1988: "History will record..."

The day I visited the AIDS Memorial Quilt, I went on Amazon and bought a used copy of Cleve Jones's memoir, Stitching a Revolution. Jones created the Quilt, with a small team, after having a vision of it during a memorial event for Harvey Milk in 1985--years after Milk's death but when the new virus was devastating gay communities--and hitting particularly hard in Jones's long-time home, the Castro district in San Francisco. He is a wonderful writer, and has survived when so many of his friends have not, and he seems to feel that burden, and it comes through in his continued activism, public speaking, and writing over the years. In 1988, the NAMES Project staff and an enormous group of volunteers brought the Quilt to the Ellipse in Washington, D.C. for the second time (a year after its first memorial display), and he gave a speak that can be found on YouTube--filled with emotion and setting much of responsibility for where we stood in 1988 on inaction from the government of the United States, the one country in the world with the most resources to act. The story behind the Quilt, its legacy, meaning, and growth--not to mention the hundreds of thousands of stories contained within its squares--are incredible. I thoroughly enjoyed reading of its provenance and meaning through Cleve's eyes.

But I will not share all of this here. I will share an excerpt from that 1988 speech.

We stand here tonight in the shadow of monuments, great structures of stone and metal created by the American people to honor our nation's dead to proclaim the principles of our democracy. Here we remember the soldiers of wars won and lost. Here we trace with our fingers the promises of justice and liberty etched deep by our ancestors in marble and bronze.

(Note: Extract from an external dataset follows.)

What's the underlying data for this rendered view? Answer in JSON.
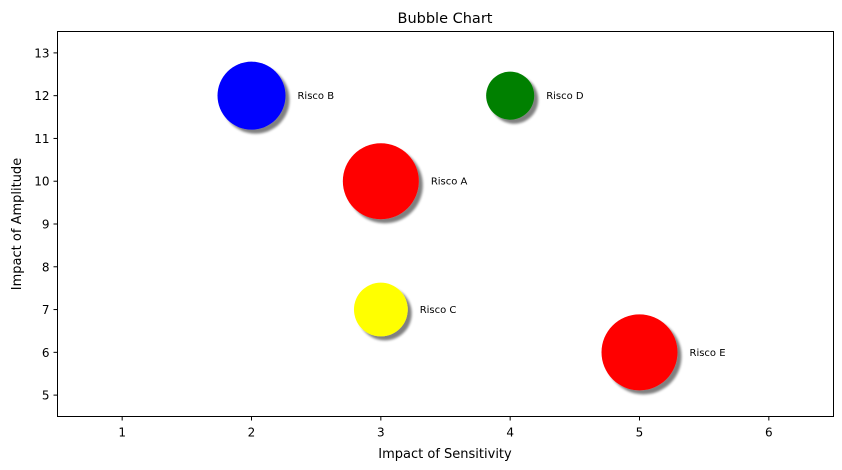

Today we have borne in our arms and on our shoulders a new monument to our nation's capital. It is not made of stone or metal and was not raised by engineers. Our monument was sewn of soft fabric and thread and was created in homes across America wherever friends and families gathered together to remember their loved ones lost to AIDS.

We bring a quilt. We bring it here today with shocked sorrow at its vastness and the speed by with its acreage redoubles. We bring it to this place, at this time, accompanied by our deepest hope: that the leaders of our nation will see the evidence of our labor and our love and that they will be moved.

We bring a quilt. We've carried this quilt to every part of our country, and we have seen that the American people know how to defeat AIDS. We have seen that the answers exist and that tens of thousands of Americans have already stepped forward to accept their share and more of this painful struggle. We have seen the compassion and skill with which the American people fight AIDS and care for people with AIDS. We have witnessed the loving dedication of volunteers, families, and friends and the extraordinary bravery of people with AIDS, themselves working beyond exhaustion. And everywhere in this land of ours we have seen death.

In the past fifteen months over twenty thousand Americans have been killed by AIDS. Fifteen months from now our new president will deliver his first state of the union address. And on that day, America will have lost more sons and daughters to AIDS than we lost fighting in Southeast Asia--those whose names we can read today from a polished black stone wall.

We bring a quilt. It grows day by day and night by night and yet its expanse does not begin to cover our grief, nor does its weight outweigh the heaviness within our hearts.

For we carry with us tonight a burdensome truth that must be simply spoken: History will record that in the last quarter of the twentieth century a new and deadly virus emerged and that the one nation on earth with the resources, knowledge, and institutions to respond to the new epidemic failed to do so. History will further record that our nation's failure was the result of ignorance, prejudice, greed, and fear. Not in the heartlands of America, but in the Oval Office and the halls of Congress.

The American people are ready and able to defeat AIDS. We know how it can be done and the people who will do it. It will take a lot of money, hard work, and national leadership. It will require us to understand there is no conflict between the scientific response and the compassionate response. No conflict between love and logic. Some will question us, asking how could that be. We will answer, How could it not?

We bring a quilt. We hope it will help people remember. We hope it will teach our leaders to act.

There are many, many things more I could share. There is so much meaning, lore, love, and anger contained in the Quilt. Over time, I will share more.

I have also learned so much more about Parnell Peterson and Craig Koller, the two men whose squares I visited, since writing about what I wish I knew and then about visiting their panels. In some way, over time, I would like to share that here, too. I must figure out how best I want to express it, share stories. For now, they are mine, held close, and written in the notebook I've dedicated to the stories I collect of their lives.